Comment diffère-t-il d’une API REST traditionnelle ?

  • L’un des principaux avantages est que avec GraphQL, vous pouvez interroger et n’avoir retourné que les données spécifiques. Si vous ne voulez que deux champs liés à un incident client spécifique, c’est ce que vous obtenez. Une API REST traditionnelle vous retournerait tous les champs associés à l’incident. Cela pourrait être 100 champs ou plus. Maintenant, vous devez faire quelque chose avec toutes ces données que vous n’aviez pas voulu à l’origine. C’est ce qu’on appelle la surenquête de données (la sous-enquête est également un problème).
  • Ceci rend GraphQL plus rapide que les autres méthodes d’API lors du retour de données.
  • GraphQL est un langage fortement typé qui, entre autres choses, signifie que les erreurs de code sont détectées avant que le programme ne s’exécute et non pendant son exécution.
  • Un excellent ensemble d’outils a été construit autour de GraphQL, ce qui l’a rendu très convivial pour les développeurs.
  • GraphQL a un seul point de terminaison, contrairement à l’API REST qui a plusieurs points de terminaison. Cela signifie que toutes vos données peuvent être récupérées en une seule requête.

Les deux côtés de la médaille : le demandeur (client) et le fournisseur (hôte GraphQL)

J’ai examiné GraphQL jusqu’à présent du point de vue de la “demande” de données. Lorsqu’une entreprise comme Salesforce ou Microsoft configure une API GraphQL que vous pouvez utiliser pour interroger et manipuler des données (lire, mettre à jour, ajouter).

Par exemple, si nous voulions inclure des données de Salesforce liées aux incidents clients dans un portail client, la façon la plus efficace de procéder serait de demander les données exactes que nous recherchons via une requête GraphQL du portail au serveur GraphQL de Salesforce.

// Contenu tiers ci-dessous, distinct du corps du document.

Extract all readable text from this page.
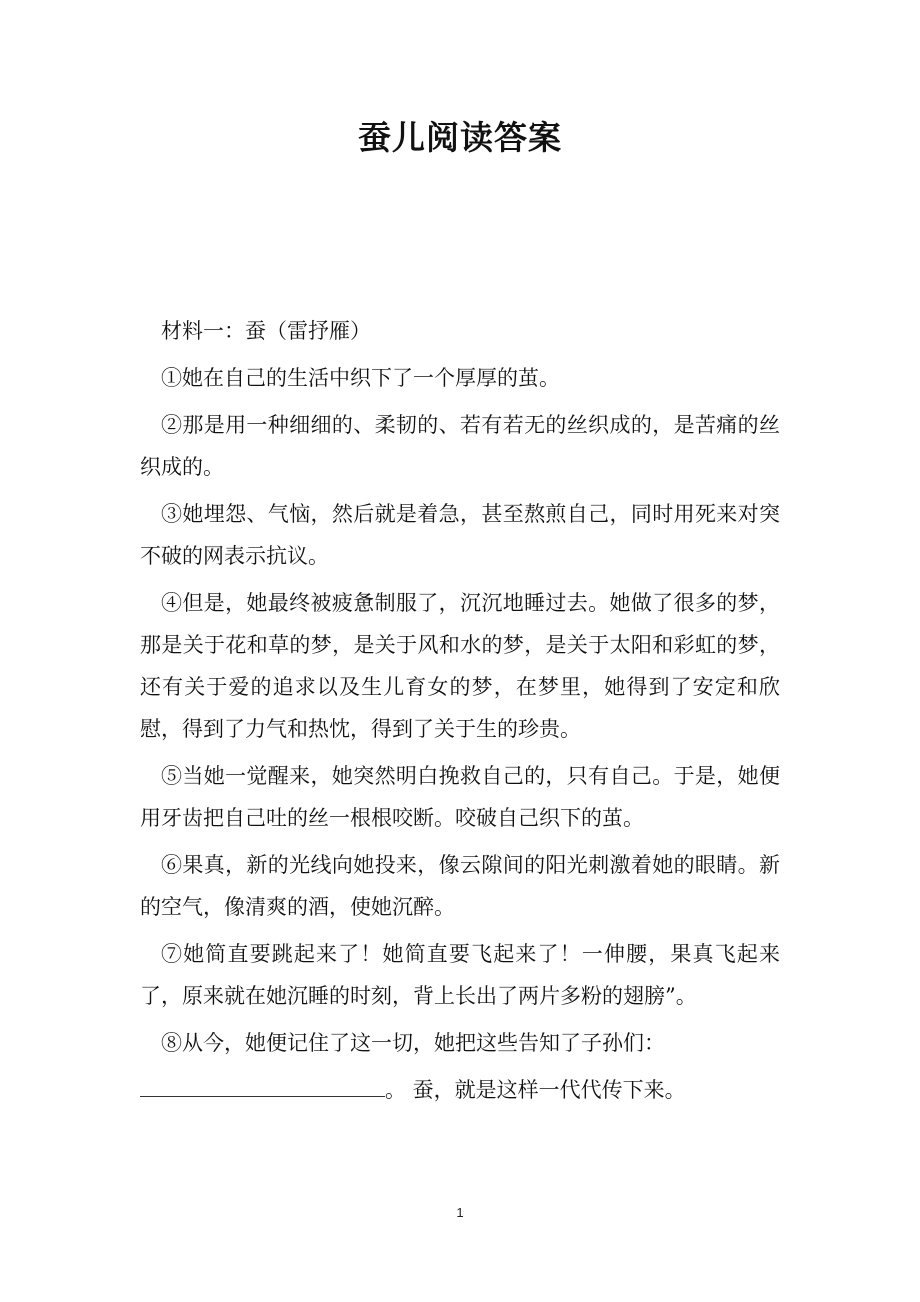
蚕儿阅读答案

材料一：蚕（雷抒雁）

①她在自己的生活中织下了一个厚厚的茧。

②那是用一种细细的、柔韧的、若有若无的丝织成的，是苦痛的丝织成的。

③她埋怨、气恼，然后就是着急，甚至熬煎自己，同时用死来对突不破的网表示抗议。

④但是，她最终被疲惫制服了，沉沉地睡过去。她做了很多的梦，那是关于花和草的梦，是关于风和水的梦，是关于太阳和彩虹的梦，还有关于爱的追求以及生儿育女的梦，在梦里，她得到了安定和欣慰，得到了力气和热忱，得到了关于生的珍贵。

⑤当她一觉醒来，她突然明白挽救自己的，只有自己。于是，她便用牙齿把自己吐的丝一根根咬断。咬破自己织下的茧。

⑥果真，新的光线向她投来，像云隙间的阳光刺激着她的眼睛。新的空气，像清爽的酒，使她沉醉。

⑦她简直要跳起来了！她简直要飞起来了！一伸腰，果真飞起来了，原来就在她沉睡的时刻，背上长出了两片多粉的翅膀”。

⑧从今，她便记住了这一切，她把这些告知了子孙们：

。 蚕，就是这样一代代传下来。

1
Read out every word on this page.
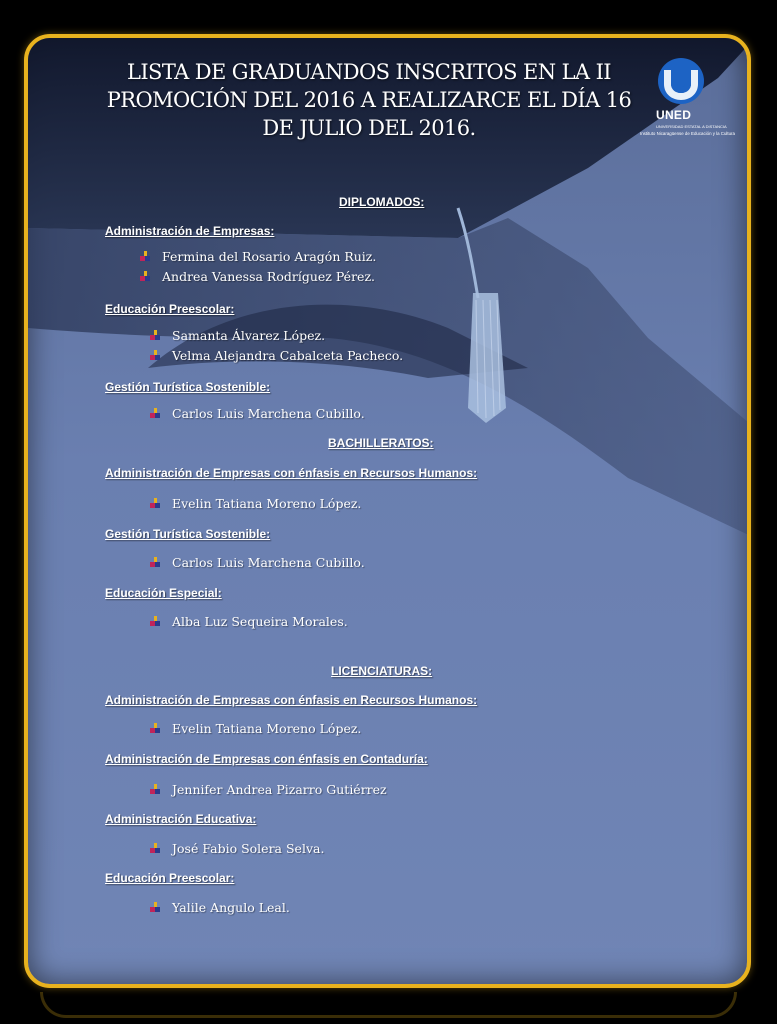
LISTA DE GRADUANDOS INSCRITOS EN LA II PROMOCIÓN DEL 2016 A REALIZARCE EL DÍA 16 DE JULIO DEL 2016.
UNED
UNIVERSIDAD ESTATAL A DISTANCIA
Instituto Nicaragüense de Educación y la Cultura
DIPLOMADOS:
Administración de Empresas:
Fermina del Rosario Aragón Ruiz.
Andrea Vanessa Rodríguez Pérez.
Educación Preescolar:
Samanta Álvarez López.
Velma Alejandra Cabalceta Pacheco.
Gestión Turística Sostenible:
Carlos Luis Marchena Cubillo.
BACHILLERATOS:
Administración de Empresas con énfasis en Recursos Humanos:
Evelin Tatiana Moreno López.
Gestión Turística Sostenible:
Carlos Luis Marchena Cubillo.
Educación Especial:
Alba Luz Sequeira Morales.
LICENCIATURAS:
Administración de Empresas con énfasis en Recursos Humanos:
Evelin Tatiana Moreno López.
Administración de Empresas con énfasis en Contaduría:
Jennifer Andrea Pizarro Gutiérrez
Administración Educativa:
José Fabio Solera Selva.
Educación Preescolar:
Yalile Angulo Leal.
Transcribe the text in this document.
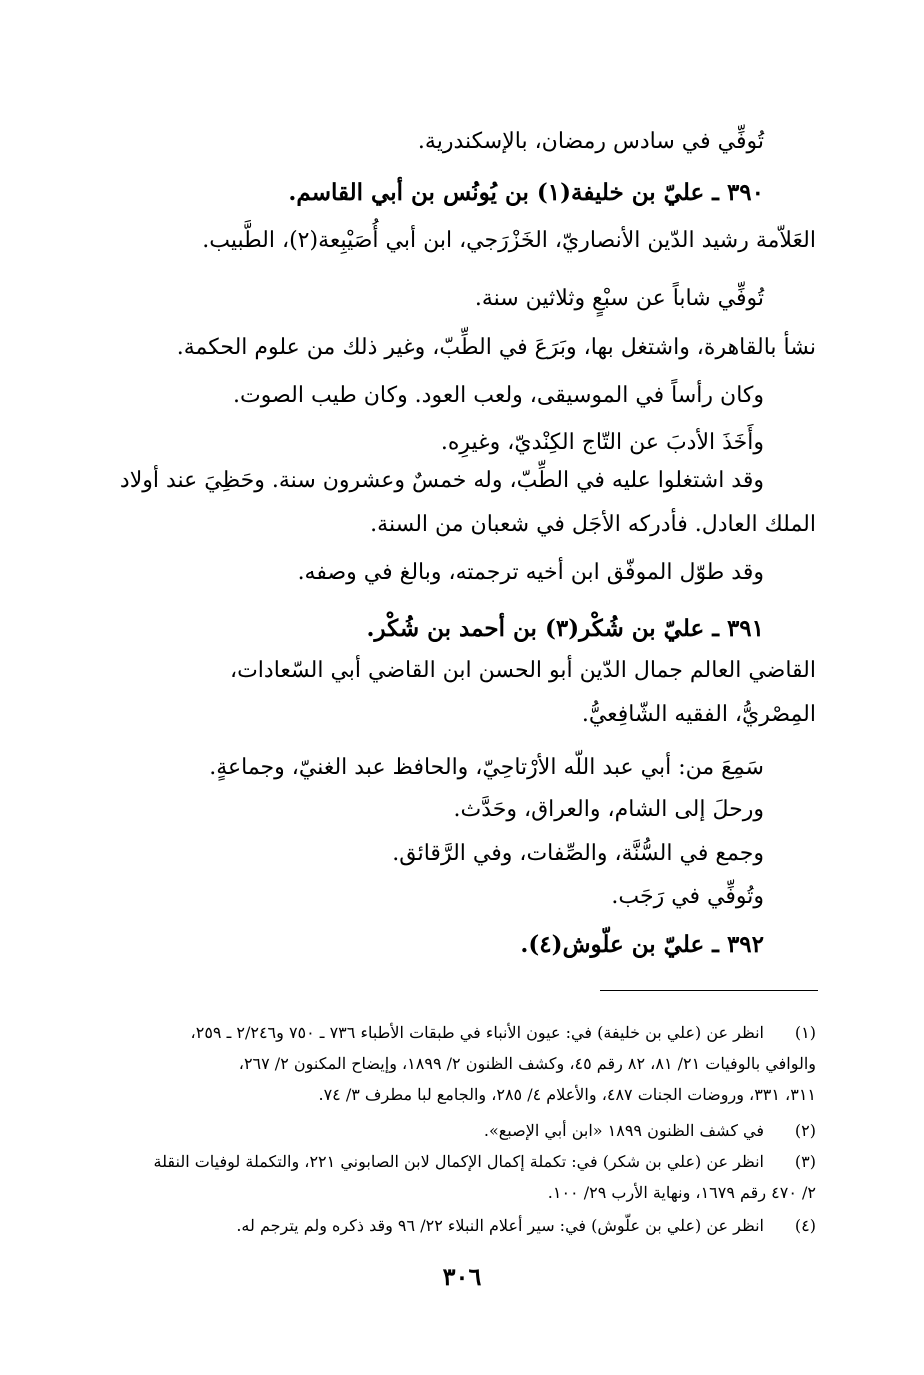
تُوفِّي في سادس رمضان، بالإسكندرية.
٣٩٠ ـ عليّ بن خليفة(١) بن يُونُس بن أبي القاسم.
العَلاّمة رشيد الدّين الأنصاريّ، الخَزْرَجي، ابن أبي أُصَيْبِعة(٢)، الطَّبيب.
تُوفِّي شاباً عن سبْعٍ وثلاثين سنة.
نشأ بالقاهرة، واشتغل بها، وبَرَعَ في الطِّبّ، وغير ذلك من علوم الحكمة.
وكان رأساً في الموسيقى، ولعب العود. وكان طيب الصوت.
وأَخَذَ الأدبَ عن التّاج الكِنْديّ، وغيرِه.
وقد اشتغلوا عليه في الطِّبّ، وله خمسٌ وعشرون سنة. وحَظِيَ عند أولاد
الملك العادل. فأدركه الأجَل في شعبان من السنة.
وقد طوّل الموفّق ابن أخيه ترجمته، وبالغ في وصفه.
٣٩١ ـ عليّ بن شُكْر(٣) بن أحمد بن شُكْر.
القاضي العالم جمال الدّين أبو الحسن ابن القاضي أبي السّعادات،
المِصْريُّ، الفقيه الشّافِعيُّ.
سَمِعَ من: أبي عبد اللّه الأرْتاحِيّ، والحافظ عبد الغنيّ، وجماعةٍ.
ورحلَ إلى الشام، والعراق، وحَدَّث.
وجمع في السُّنَّة، والصِّفات، وفي الرَّقائق.
وتُوفِّي في رَجَب.
٣٩٢ ـ عليّ بن علّوش(٤).
(١)
انظر عن (علي بن خليفة) في: عيون الأنباء في طبقات الأطباء ٧٣٦ ـ ٧٥٠ و٢/٢٤٦ ـ ٢٥٩،
والوافي بالوفيات ٢١/ ٨١، ٨٢ رقم ٤٥، وكشف الظنون ٢/ ١٨٩٩، وإيضاح المكنون ٢/ ٢٦٧،
٣١١، ٣٣١، وروضات الجنات ٤٨٧، والأعلام ٤/ ٢٨٥، والجامع لبا مطرف ٣/ ٧٤.
(٢)
في كشف الظنون ١٨٩٩ «ابن أبي الإصبع».
(٣)
انظر عن (علي بن شكر) في: تكملة إكمال الإكمال لابن الصابوني ٢٢١، والتكملة لوفيات النقلة
٢/ ٤٧٠ رقم ١٦٧٩، ونهاية الأرب ٢٩/ ١٠٠.
(٤)
انظر عن (علي بن علّوش) في: سير أعلام النبلاء ٢٢/ ٩٦ وقد ذكره ولم يترجم له.
٣٠٦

Vous obtiendrez exactement les données que vous voulez, sans surenquête ni sous-enquête, et, par conséquent, aucun traitement ou stockage de données supplémentaires ne sera nécessaire.

L’autre côté de la médaille est l’organisation qui configure l’architecture GraphQL afin que vos clients aient une méthode efficace pour accéder aux données qu’ils souhaitent.

Lors de la construction de l’API GraphQL, une organisation crée un modèle qui intègre tous ses systèmes en un seul modèle. Il unifie ces systèmes et, une fois le travail terminé, l’interrogation des données devient transparente via l’API.

Lorsque je compare des applications ou des fournisseurs, je regarde les fonctions qu’ils m’offrent pour récupérer mes données. Je ne veux pas avoir à leur envoyer un e-mail ou me fier à des rapports prédéfinis rigides. Je veux pouvoir “me connecter” à mes données en les interrogeant de manière flexible et en temps opportun. Si cela se résume à deux applications/fournisseurs qui sont similaires sur d’autres points de comparaison, et que l’un offre soit une API REST soit une API GraphQL, je choisirai certainement celui avec l’API.

Marcus Loveland, RP PA Analyst Developer chez Maitland Fund Services, écrit pour le « public IT », en regardant vers l'avant sur les interfaces de programmation d'applications (API) et en se concentrant sur l'architecture de l'API GraphQL.